Who am I? What’s my address? Where do I work? How old are my children? What’s my husband’s name? Who’s the president? Only after the correct responses to the first five pop into my mind, and I chuckle to myself after answering “Calvin Coolidge” to the sixth question because I know good and well that Barack Obama currently resides in the White House, do I know I’m safe for another day. If I still have my sense of humor, and apparently my faculties, I’ve still escaped it.
Escaped the mental illness that afflicted and consumed my mother, my father and my brother. Escaped the schizophrenia that robbed them of their minds and me of a childhood.
I know that at 32 my chances of developing schizophrenia are miniscule and keep shrinking with every passing month. Despite that, I’m still obsessively terrified of developing the devastating mental illness that was an ever-present part of my formative years. It’s shaped who I’ve become, and I’ve worked for more than half my life to recover from its impact. My father, mother and brother all lost the genetic lottery, and their misfortune continues to ripple through my life even today.
My name, at least the name I go by now, is Caitlin. That’s the name I chose for myself 18 years ago when I fled my childhood home of horrors. I cast off the name on my birth certificate for the new one in hopes of casting off the madness that was my family.

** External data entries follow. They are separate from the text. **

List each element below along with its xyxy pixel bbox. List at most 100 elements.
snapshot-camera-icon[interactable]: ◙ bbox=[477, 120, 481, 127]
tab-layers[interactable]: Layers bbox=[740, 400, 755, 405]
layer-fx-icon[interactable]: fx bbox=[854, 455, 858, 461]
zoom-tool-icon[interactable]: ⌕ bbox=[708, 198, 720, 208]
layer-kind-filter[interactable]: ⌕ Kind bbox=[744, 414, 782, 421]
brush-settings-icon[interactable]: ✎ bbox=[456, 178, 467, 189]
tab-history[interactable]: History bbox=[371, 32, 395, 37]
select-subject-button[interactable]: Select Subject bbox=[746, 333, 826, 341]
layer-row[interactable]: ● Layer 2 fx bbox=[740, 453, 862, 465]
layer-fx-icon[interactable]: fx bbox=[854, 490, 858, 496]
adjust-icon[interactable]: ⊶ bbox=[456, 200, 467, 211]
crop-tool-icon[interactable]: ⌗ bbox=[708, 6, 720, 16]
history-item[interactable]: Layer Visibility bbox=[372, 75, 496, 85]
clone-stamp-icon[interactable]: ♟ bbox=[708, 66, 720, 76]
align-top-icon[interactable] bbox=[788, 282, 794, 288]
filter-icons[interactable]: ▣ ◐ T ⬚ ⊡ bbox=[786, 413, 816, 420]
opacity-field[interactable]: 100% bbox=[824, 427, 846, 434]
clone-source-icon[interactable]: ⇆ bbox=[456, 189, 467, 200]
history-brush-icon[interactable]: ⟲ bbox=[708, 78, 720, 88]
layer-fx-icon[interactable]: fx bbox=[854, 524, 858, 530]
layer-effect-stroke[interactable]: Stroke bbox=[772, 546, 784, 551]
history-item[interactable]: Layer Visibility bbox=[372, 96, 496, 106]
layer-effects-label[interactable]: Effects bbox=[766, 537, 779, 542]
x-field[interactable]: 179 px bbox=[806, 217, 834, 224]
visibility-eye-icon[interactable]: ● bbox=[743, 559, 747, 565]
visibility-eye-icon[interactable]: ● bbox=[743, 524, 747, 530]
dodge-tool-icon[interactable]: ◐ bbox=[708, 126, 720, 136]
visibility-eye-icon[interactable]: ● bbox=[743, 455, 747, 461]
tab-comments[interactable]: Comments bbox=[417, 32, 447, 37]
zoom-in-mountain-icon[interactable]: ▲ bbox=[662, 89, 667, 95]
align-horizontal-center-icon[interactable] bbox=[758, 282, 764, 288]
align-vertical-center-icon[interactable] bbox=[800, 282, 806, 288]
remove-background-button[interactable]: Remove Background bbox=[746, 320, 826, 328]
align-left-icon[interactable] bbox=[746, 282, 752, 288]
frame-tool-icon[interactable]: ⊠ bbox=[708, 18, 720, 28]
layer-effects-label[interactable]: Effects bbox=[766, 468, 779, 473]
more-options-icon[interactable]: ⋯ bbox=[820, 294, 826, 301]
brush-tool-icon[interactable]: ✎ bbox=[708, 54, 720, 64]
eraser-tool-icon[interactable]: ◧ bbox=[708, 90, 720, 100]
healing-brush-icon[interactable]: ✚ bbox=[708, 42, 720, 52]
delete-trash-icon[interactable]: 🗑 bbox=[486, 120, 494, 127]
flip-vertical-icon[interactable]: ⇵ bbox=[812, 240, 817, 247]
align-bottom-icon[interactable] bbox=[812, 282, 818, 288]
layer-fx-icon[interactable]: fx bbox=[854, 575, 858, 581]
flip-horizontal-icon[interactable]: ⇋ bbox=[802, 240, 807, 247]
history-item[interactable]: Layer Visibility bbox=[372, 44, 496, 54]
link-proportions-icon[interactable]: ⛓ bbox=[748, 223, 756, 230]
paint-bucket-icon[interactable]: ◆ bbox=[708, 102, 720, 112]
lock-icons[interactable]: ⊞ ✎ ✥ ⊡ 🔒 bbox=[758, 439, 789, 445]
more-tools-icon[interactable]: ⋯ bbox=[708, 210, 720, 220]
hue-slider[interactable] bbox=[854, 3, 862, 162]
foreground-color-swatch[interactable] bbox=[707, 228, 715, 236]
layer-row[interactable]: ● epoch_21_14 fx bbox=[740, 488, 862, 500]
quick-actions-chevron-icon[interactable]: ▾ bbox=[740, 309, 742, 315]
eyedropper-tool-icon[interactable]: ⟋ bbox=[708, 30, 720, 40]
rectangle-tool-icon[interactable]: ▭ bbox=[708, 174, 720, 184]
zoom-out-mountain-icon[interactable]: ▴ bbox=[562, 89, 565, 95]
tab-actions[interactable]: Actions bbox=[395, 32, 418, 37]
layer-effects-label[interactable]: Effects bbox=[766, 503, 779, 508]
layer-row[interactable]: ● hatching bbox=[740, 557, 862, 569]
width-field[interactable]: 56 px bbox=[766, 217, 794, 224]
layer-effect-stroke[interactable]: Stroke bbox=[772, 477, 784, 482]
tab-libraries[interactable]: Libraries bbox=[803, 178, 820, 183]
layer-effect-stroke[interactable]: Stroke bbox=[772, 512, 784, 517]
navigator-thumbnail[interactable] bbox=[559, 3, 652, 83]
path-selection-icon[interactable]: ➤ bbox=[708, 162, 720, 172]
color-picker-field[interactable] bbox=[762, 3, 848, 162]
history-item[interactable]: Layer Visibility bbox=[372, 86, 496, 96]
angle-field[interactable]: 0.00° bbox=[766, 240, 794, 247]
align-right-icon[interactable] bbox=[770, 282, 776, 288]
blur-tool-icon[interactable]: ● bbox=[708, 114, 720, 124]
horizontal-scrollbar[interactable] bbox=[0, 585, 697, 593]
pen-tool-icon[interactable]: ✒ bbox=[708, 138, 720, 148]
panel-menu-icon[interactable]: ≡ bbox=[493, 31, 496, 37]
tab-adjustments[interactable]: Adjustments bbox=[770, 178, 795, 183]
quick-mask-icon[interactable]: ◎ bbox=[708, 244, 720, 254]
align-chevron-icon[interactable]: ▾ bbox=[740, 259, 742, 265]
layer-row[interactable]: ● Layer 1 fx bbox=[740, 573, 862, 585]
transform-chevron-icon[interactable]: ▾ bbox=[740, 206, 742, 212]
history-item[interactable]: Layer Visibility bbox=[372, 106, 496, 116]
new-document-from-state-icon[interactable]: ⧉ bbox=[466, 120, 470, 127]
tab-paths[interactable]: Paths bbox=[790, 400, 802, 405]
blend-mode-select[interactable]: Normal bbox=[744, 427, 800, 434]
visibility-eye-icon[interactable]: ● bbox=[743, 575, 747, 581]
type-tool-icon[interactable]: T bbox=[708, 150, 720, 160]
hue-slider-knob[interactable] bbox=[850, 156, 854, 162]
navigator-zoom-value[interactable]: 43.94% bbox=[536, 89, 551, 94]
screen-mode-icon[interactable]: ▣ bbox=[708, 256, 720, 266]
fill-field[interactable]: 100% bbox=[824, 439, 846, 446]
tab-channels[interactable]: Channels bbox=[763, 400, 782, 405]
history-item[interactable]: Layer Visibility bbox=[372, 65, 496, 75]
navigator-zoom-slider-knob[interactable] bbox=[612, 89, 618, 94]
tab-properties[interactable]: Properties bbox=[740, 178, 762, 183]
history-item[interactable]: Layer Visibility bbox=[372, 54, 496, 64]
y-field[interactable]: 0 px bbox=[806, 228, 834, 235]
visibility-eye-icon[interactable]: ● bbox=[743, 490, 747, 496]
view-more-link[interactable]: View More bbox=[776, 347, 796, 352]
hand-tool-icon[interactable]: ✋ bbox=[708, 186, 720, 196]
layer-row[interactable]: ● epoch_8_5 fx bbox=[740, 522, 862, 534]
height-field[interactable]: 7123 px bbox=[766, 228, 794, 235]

There are a lot of popular misconceptions swirling around about schizophrenia. Some people, especially those who are fortunate enough not to have had first-hand experience with this devastating, disabling mental illness, think schizophrenics suffer from a split, or two vastly different personalities. I imagine they picture someone like a benevolent, beloved school teacher who bakes cookies for the neighbors in her spare time turning into a vicious profanity-spewing crone who butchers small cuddly animals with her bare hands during episodes. Others, who are steeped in popular culture, believe all schizophrenics are geniuses, like the Nobel Prize-winning mathematician John Nash. These kinds of misconceptions are annoying, but not surprising, considering there are so many mysteries about schizophrenia that have yet to be solved. Despite billions of dollars worth of research, scientists have not yet pinpointed the causes of schizophrenia, although they believe a combination of genetics, brain chemistry and brain abnormality are involved. They do know that there is a hereditary basis for the susceptibility of the disease, meaning that schizophrenia often runs in families. Unfortunately, it runs in mine.